Technical Abstract: Subsurface drainage systems (popularly known as “tile drains”) are installed in poorly drained agricultural fields to remove excess water and enhance crop yields. Knowledge of the precise location of drainage pipes is important for both economic and environmental reasons. Conventional methods of locating drainage pipes involve the use of tile probes and trenching equipment, which are not only laborious in use, but also entail a high risk of damaging the drainage pipes. In this study, we evaluate the alternative of a stepped-frequency continuous wave (SFCW) ground penetrating radar (GPR) system mounted in two survey configurations and employed in wet and dry field conditions for subsurface drainage mapping. Three different combinations were tested on an organic soil of an intensively tile-drained lowland area. The evaluated test combinations include a ground- and air-coupled antenna array on a dry soil and a ground-coupled antenna array on a relatively wet soil with a snow cover and possible frozen topsoil layer.
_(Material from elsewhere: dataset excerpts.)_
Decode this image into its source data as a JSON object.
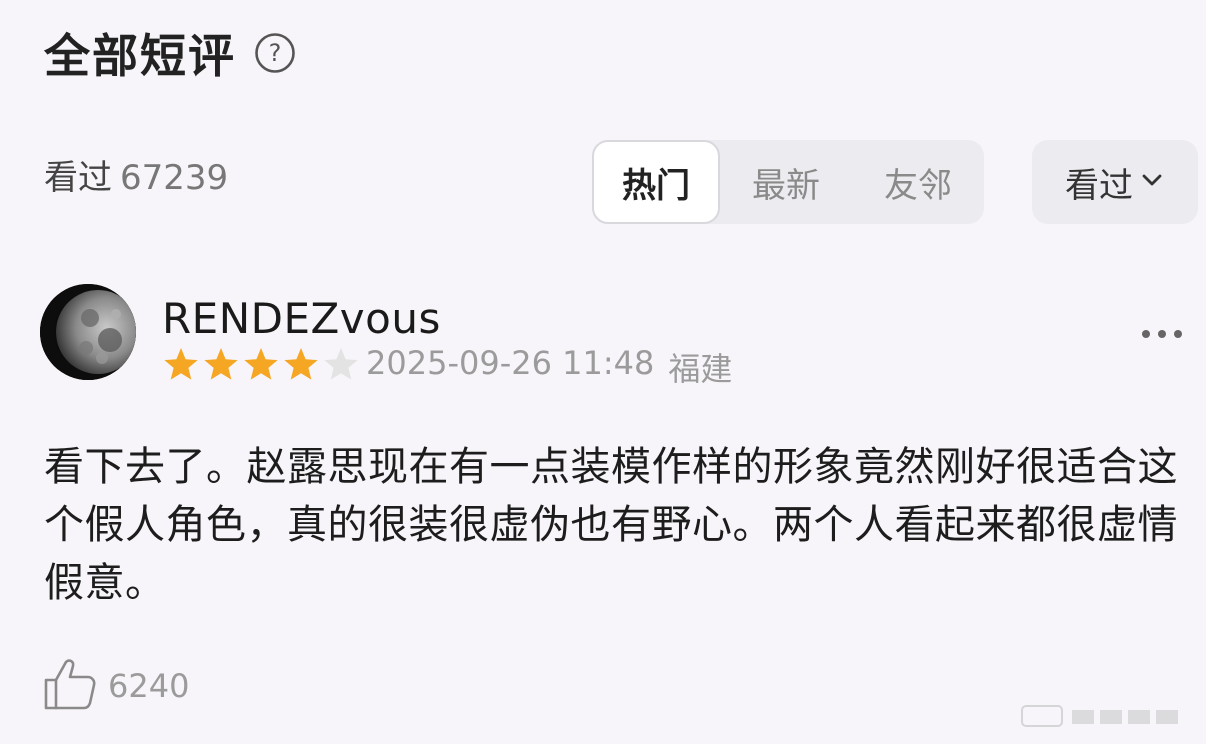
{
  "header": {
    "title": "全部短评",
    "help_icon": "question-circle-icon"
  },
  "stats": {
    "label": "看过",
    "count": "67239"
  },
  "sort_tabs": [
    {
      "label": "热门",
      "active": true
    },
    {
      "label": "最新",
      "active": false
    },
    {
      "label": "友邻",
      "active": false
    }
  ],
  "filter": {
    "label": "看过",
    "icon": "chevron-down-icon"
  },
  "review": {
    "username": "RENDEZvous",
    "rating": {
      "value": 4,
      "max": 5
    },
    "date": "2025-09-26 11:48",
    "location": "福建",
    "text": "看下去了。赵露思现在有一点装模作样的形象竟然刚好很适合这个假人角色，真的很装很虚伪也有野心。两个人看起来都很虚情假意。",
    "likes": "6240",
    "like_icon": "thumbs-up-icon",
    "more_icon": "more-horizontal-icon"
  },
  "colors": {
    "background": "#f7f5f9",
    "star_filled": "#f5a623",
    "star_empty": "#e3e3e3",
    "segment_bg": "#ecebef"
  }
}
Although wet soil conditions provided more strongly contrasting anomalies for deep drain lines, our results suggested that dry soil conditions are more generally suitable for drainage mapping, i.e. for a variation of soil textures and drain line depths. Complementarily, average electrical conductivity (EC) estimates obtained from a spatially constrained inversion of apparent electrical conductivity (ECa) measurements from a multi-receiver electromagnetic induction (EMI) instrument were used to provide insight in soil variability and to evaluate the suitability of soil conditions for drain line mapping with GPR.